Cosmotur`ün Medya Sponsoru olarak destek verdiği, 13. Uçan Süpürge Uluslararası Kadın Filmleri Festivali için geri sayım başladı.
 
   
 
 
     

6-13 Mayıs tarihleri arasında Ankara’da düzenlenecek 13. Uçan Süpürge Uluslararası Kadın Filmleri Festivali için geri sayım başladı. Bu sene Festival, “Kötülük” temasıyla yola çıkıyor ve kadınlara atfedilen kötülüğün hem hayatta hem de sinemada nasıl karşılık bulduğunu sorguluyor.

T.C. Kültür ve Turizm Bakanlığı, Başbakanlık Tanıtma Fonu, Çankaya Belediyesi, Bosfor ve Ströer Kentvizyon’un katkılarıyla düzenlenen 13. Uçan Süpürge Uluslararası Kadın Filmleri Festivali, 6-13 Mayıs 2010 tarihleri arasında Ankara’da gerçekleşecek.
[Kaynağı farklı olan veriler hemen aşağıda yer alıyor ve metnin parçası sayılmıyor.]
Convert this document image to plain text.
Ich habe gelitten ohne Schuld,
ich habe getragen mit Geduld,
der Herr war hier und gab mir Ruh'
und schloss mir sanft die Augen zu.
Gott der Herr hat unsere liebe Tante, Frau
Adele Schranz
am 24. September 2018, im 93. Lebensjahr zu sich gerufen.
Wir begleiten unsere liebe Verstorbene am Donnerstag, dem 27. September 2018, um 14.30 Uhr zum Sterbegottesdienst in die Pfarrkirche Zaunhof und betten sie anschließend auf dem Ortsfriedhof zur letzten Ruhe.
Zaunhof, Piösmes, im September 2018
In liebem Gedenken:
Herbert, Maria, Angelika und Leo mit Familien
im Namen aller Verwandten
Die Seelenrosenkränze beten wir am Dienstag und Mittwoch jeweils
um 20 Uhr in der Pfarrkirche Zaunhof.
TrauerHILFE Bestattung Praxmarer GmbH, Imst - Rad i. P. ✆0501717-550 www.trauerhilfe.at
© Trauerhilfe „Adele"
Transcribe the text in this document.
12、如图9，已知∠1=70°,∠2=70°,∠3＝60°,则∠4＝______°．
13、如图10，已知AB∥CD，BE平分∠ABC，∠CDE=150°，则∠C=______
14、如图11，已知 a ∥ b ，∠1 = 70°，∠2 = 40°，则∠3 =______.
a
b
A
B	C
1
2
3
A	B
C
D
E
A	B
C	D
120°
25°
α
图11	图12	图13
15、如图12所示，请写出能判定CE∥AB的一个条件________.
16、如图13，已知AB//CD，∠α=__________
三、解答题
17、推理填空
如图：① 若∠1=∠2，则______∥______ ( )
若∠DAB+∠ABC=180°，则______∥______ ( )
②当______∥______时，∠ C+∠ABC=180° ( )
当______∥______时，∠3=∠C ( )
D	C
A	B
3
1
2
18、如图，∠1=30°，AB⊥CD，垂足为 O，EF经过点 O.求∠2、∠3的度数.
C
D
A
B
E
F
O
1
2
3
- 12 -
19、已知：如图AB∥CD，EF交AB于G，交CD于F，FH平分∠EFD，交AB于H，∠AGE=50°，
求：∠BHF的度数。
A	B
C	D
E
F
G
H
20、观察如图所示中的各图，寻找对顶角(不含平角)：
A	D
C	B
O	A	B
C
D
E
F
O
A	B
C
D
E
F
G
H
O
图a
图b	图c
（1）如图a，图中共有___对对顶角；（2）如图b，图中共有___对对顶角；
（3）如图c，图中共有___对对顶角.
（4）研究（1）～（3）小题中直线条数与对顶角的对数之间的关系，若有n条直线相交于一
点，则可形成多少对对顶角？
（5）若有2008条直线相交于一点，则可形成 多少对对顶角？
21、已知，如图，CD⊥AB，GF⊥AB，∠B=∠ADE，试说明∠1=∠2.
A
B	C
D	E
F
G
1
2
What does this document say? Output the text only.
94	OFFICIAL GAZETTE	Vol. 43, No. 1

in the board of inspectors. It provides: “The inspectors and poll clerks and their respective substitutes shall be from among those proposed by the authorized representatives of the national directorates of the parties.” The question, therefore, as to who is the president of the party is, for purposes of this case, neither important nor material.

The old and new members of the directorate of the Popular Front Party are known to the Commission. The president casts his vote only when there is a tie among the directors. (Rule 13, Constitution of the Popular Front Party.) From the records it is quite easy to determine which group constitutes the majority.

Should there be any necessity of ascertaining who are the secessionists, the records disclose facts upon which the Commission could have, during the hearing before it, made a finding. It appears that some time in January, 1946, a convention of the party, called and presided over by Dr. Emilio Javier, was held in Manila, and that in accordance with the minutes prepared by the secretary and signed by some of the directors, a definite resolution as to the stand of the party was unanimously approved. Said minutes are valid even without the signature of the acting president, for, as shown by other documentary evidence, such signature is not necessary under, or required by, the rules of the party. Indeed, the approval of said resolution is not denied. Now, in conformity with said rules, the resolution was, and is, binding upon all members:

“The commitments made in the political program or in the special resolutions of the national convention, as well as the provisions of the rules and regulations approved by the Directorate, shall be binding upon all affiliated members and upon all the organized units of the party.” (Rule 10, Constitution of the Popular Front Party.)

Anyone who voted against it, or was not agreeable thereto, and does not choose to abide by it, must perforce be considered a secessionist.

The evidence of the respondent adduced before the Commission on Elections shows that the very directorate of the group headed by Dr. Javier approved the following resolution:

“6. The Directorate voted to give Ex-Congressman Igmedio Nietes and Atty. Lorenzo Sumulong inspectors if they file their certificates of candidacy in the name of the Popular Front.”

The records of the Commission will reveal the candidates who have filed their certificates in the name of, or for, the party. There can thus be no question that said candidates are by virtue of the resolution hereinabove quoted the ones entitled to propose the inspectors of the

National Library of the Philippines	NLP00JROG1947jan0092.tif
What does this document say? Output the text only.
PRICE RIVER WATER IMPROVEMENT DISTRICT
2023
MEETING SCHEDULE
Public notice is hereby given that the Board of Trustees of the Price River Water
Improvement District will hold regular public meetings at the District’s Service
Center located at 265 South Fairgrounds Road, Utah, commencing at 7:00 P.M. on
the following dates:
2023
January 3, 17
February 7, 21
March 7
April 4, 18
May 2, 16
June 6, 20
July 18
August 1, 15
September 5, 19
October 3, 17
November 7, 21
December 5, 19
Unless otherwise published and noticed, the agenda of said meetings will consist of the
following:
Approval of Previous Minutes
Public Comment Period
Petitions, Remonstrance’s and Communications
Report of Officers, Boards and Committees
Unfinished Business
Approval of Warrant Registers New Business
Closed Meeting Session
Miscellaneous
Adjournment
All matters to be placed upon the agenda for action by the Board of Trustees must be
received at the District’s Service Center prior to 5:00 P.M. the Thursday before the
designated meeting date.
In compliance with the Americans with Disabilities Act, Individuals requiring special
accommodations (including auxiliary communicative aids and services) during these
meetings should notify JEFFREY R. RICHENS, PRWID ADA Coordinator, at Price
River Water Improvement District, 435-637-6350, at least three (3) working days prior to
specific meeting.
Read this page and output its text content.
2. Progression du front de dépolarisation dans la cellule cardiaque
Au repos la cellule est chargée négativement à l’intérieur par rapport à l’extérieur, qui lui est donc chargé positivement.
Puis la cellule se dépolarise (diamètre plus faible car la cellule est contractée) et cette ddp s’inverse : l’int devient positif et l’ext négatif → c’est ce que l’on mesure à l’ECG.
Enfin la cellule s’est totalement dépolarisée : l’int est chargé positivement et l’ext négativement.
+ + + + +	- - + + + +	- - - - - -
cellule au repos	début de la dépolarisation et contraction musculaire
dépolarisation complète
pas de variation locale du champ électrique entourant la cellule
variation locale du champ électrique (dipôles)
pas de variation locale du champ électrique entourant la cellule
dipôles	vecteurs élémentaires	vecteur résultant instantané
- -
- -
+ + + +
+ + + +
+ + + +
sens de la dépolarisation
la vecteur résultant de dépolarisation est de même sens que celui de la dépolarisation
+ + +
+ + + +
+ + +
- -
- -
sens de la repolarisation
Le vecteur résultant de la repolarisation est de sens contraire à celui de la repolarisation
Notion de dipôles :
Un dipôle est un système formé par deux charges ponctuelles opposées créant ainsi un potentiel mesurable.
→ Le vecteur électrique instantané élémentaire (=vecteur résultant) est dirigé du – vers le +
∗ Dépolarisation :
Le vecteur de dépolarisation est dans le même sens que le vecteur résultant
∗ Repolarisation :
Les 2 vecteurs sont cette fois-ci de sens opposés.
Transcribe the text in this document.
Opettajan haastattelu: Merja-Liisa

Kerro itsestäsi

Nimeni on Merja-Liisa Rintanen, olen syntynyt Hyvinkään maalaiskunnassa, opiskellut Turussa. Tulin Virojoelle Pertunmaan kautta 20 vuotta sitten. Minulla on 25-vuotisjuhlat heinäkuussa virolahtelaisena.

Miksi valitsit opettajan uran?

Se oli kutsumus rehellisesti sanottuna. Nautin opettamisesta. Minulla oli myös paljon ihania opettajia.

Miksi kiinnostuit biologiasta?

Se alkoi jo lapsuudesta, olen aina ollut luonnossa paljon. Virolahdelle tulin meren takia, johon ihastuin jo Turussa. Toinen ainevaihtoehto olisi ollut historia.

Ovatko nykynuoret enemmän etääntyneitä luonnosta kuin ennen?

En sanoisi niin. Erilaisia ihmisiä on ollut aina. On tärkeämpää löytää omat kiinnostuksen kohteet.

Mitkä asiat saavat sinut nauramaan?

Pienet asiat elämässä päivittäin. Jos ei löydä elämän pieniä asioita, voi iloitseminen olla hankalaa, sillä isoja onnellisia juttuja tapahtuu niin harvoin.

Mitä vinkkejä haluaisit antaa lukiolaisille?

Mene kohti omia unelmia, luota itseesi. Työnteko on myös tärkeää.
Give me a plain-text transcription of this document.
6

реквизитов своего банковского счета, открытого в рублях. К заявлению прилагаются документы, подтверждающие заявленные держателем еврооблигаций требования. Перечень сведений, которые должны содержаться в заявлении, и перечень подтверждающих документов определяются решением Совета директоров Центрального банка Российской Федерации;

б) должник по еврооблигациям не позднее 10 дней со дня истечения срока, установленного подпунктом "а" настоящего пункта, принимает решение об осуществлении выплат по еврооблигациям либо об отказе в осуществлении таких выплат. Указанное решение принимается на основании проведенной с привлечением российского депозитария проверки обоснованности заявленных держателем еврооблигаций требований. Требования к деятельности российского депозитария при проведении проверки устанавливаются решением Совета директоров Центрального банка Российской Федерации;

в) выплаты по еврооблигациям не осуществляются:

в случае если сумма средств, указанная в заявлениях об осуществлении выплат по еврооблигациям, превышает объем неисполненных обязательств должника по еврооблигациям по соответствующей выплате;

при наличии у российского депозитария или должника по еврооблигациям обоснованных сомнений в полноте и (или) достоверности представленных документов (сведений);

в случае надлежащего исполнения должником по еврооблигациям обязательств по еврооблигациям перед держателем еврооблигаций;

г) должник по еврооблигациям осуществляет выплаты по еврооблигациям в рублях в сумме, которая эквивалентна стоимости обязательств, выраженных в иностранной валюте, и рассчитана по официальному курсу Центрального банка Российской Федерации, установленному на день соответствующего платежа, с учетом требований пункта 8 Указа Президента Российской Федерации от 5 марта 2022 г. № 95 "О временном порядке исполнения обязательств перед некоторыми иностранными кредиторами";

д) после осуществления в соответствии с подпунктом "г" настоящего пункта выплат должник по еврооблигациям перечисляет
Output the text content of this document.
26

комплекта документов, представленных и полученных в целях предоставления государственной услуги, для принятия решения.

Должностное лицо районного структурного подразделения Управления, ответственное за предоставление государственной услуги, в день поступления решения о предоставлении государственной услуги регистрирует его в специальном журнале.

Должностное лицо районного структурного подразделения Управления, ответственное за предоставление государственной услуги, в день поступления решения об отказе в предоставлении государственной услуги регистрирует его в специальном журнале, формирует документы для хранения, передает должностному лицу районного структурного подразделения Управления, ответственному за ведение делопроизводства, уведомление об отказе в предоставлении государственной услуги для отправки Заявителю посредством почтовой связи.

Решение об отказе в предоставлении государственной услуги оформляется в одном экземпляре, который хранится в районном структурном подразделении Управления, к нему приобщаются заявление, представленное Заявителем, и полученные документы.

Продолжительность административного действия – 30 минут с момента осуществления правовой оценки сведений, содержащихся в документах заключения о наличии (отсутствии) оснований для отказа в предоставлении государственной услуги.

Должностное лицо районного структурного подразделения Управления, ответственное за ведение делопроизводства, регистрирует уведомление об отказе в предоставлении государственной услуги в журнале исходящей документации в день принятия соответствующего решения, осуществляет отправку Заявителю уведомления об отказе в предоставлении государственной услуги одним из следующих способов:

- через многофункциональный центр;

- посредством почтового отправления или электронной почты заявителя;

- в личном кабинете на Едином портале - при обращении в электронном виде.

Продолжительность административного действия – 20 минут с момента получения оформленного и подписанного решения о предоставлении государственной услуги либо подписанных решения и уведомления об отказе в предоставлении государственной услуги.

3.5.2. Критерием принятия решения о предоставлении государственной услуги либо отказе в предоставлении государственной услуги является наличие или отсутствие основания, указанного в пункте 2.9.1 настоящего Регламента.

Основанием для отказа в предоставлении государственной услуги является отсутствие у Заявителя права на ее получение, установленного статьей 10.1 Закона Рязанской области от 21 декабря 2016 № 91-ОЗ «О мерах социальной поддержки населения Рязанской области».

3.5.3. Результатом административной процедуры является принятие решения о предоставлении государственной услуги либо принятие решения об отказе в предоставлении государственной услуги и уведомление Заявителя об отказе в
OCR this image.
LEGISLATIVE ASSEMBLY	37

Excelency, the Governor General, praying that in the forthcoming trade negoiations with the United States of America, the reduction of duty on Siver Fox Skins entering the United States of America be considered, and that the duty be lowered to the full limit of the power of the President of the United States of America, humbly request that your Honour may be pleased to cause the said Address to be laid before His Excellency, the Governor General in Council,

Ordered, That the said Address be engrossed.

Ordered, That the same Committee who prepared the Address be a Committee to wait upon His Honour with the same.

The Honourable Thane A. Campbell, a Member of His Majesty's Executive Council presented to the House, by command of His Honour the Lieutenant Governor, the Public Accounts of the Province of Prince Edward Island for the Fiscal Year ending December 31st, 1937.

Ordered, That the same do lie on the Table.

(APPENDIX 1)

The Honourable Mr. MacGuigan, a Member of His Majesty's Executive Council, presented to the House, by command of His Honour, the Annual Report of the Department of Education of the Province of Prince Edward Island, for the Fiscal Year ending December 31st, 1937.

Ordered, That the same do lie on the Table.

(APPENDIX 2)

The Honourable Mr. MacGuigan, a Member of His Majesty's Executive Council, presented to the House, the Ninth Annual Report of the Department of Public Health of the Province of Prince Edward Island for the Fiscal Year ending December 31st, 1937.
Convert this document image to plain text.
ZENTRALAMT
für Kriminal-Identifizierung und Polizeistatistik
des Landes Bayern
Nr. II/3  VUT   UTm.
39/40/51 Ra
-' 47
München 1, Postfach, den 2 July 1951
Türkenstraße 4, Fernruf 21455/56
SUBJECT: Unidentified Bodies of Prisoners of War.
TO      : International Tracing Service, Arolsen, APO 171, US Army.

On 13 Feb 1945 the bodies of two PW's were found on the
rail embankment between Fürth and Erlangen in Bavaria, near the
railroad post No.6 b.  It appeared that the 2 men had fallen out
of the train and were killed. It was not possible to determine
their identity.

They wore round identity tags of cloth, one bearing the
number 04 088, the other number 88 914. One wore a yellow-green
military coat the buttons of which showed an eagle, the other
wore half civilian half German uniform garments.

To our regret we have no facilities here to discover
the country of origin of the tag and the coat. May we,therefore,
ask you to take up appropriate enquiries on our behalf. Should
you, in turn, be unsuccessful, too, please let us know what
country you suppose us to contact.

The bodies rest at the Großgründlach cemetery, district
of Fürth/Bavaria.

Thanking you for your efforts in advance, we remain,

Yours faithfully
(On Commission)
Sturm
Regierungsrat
Festival, bu sene Almanya’dan Yeni Zelanda’ya, Meksika’dan Filistin’e 28 ülkeden, 95 yönetmenin toplam 100 filmini sinemaseverlerle buluşturacak.

13. yaşını kutlayan Festivalin teması; “Kötülük”. Bu sene Festival, kadınlara atfedilen kötülüğün hem hayatta hem de sinemada nasıl karşılık bulduğunu sorgulayacak.

AÇILIŞ TÖRENİ 6 MAYIS’TA

13. Uçan Süpürge Uluslararası Kadın Filmleri Festivali, 6 Mayıs Perşembe akşamı Devlet Opera ve Balesi’nde (Büyük Tiyatro) yapılacak Açılış Töreni ile başlayacak. Ebru Özkan, Feray Darıcı, Sezin Akbaşoğulları ve Taner Rumeli’nin sunuculuğunu yapacağı gecede “Uçan Süpürge Onur Ödülü” ve “Bilge Olgaç Başarı Ödülü” sahiplerine sunulacak.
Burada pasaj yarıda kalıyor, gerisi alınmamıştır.